I'll go into more detail about checking your bike over completely in a later post. But first, here's a quick and easy checklist for those who don't like to read much and just want the straight poop. We'll call this "The 2-minute Check". You need to perform these checks before every race or ride, not only for optimal performance, but- more importantly- for safety:
THE 2-MINUTE CHECK
Make sure your wheels are fully in the dropouts and the skewers are tight. A lot of shift malfunctions and brake rubbing is caused by wheels not being fully inserted into the dropouts. With the bike on the ground, loosen the skewers, jostle the wheels a bit until they are solidly in the dropouts , then while applying slight pressure to the bike against the wheels retighten the skewers. Note: If you check your skewers often for tightness, you'll not need to loosen the wheel every time.
Spin each of the wheels. This is a good time to channel Elvis. Everything should spin freely and you should be ready for some takin' care of business.
While you're spinning the wheel, inspect the tire for cuts, bulges, embedded glass, nails, Skeletor's scepter, or anything else that might cause problems on the road. Then check the pressure. On race day, run at least 10 psi less than you normally do.
2. Bolts, Cables, and Bits (Oh my!)
Check to make sure all your pieces-parts are fully fastened and in the correct position.

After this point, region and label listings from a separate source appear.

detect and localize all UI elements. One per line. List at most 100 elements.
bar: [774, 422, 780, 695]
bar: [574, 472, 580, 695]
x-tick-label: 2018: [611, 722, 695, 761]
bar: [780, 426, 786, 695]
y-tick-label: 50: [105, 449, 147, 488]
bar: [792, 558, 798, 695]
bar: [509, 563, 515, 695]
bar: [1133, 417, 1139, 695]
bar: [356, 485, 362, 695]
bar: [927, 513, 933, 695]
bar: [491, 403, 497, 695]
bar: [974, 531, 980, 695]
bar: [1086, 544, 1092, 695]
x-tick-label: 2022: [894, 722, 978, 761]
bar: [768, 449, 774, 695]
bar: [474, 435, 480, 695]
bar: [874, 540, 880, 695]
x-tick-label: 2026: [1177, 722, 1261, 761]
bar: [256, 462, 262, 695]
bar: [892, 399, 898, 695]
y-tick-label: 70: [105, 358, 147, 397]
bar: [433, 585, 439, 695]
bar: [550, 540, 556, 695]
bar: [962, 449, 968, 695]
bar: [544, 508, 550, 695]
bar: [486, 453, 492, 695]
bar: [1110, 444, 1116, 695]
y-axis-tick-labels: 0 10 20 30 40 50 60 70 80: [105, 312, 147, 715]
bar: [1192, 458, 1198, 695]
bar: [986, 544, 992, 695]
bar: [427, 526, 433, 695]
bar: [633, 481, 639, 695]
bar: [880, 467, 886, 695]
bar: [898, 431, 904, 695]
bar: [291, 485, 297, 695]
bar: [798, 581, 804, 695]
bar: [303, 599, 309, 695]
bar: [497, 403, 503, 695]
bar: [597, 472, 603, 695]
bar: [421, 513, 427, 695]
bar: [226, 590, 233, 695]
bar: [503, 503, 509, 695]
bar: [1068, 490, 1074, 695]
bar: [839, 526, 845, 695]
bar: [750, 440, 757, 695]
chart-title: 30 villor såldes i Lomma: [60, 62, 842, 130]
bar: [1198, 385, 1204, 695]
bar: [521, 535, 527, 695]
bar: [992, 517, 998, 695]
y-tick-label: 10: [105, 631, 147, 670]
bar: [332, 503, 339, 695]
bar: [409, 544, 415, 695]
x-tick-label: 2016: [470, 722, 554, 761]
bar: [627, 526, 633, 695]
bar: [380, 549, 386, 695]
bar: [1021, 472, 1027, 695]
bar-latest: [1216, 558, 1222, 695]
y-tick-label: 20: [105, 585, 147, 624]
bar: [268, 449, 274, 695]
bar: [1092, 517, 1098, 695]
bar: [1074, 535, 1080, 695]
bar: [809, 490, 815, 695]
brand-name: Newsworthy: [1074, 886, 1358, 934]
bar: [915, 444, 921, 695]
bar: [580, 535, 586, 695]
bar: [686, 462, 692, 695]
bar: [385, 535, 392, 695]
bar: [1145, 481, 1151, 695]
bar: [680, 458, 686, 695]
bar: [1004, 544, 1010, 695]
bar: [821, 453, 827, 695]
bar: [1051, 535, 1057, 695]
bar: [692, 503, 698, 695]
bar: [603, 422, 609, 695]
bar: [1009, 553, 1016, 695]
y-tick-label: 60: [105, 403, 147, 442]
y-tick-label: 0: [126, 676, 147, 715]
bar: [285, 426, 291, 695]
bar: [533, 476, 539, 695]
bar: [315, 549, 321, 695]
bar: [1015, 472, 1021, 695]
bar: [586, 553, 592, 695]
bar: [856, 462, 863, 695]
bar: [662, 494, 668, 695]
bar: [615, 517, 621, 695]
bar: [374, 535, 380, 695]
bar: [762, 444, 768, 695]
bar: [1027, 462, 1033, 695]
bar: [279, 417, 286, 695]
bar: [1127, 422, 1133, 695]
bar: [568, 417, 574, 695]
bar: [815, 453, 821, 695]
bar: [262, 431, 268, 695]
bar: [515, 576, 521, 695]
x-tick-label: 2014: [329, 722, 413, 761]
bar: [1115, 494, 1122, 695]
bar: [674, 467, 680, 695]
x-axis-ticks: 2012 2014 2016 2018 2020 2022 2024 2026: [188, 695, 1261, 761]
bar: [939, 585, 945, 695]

Like your wheels, everything else on your bike needs to be secured properly in the correct position in order to work correctly and allow you to perform at the highest level. This is mostly a tactile operation, meaning you don't need to use tools for the check- you'll only need to set tool to part to remedy a problem. Here's what you do:
Straddle the bike as if you are preparing to mount it... er, uh, let me rephrase that... stand over the bike as if you're ready to start riding. Pull the front wheel off the ground a few inches and drop it and listen to what it tells you. If there are strange rattles, check them out. Do the same at the back end. Chains will rattle and cable housing will snap against the frame but there shouldn't be any strange noises. If there are rattles or dead clunks, it means there is a part loose, or worse- broken! A common little devil of a noise-maker is the threaded valve lock washer against the rim. There are other little gremlins as well. The more you have this "conversation" with your bike, the better you'll become at understanding the state of its condition.
3. Visual Inspection
Look it over. Make sure cables are running straight and smooth and look to see that cable housing is lodged fully into the stops on the frame. Gaze at your steed and think, "I am going to go fast". If- as you're looking it up and down- there is something that contradicts this mantra, fix it. Align that stem/handlebar with the front wheel. Shore up that loose bar wrap. Rub that bird poo off the top tube. Remove that seat bag (on race day).
The last thing you do is twang your empty bottle cage(s) to make sure they are fully tightened onto the frame. It should make a thwang or b-winnngg sound and not any sort of buzz or rattle. Bottle cages come loose often. It can wreck your day if that thing is flopping around down there.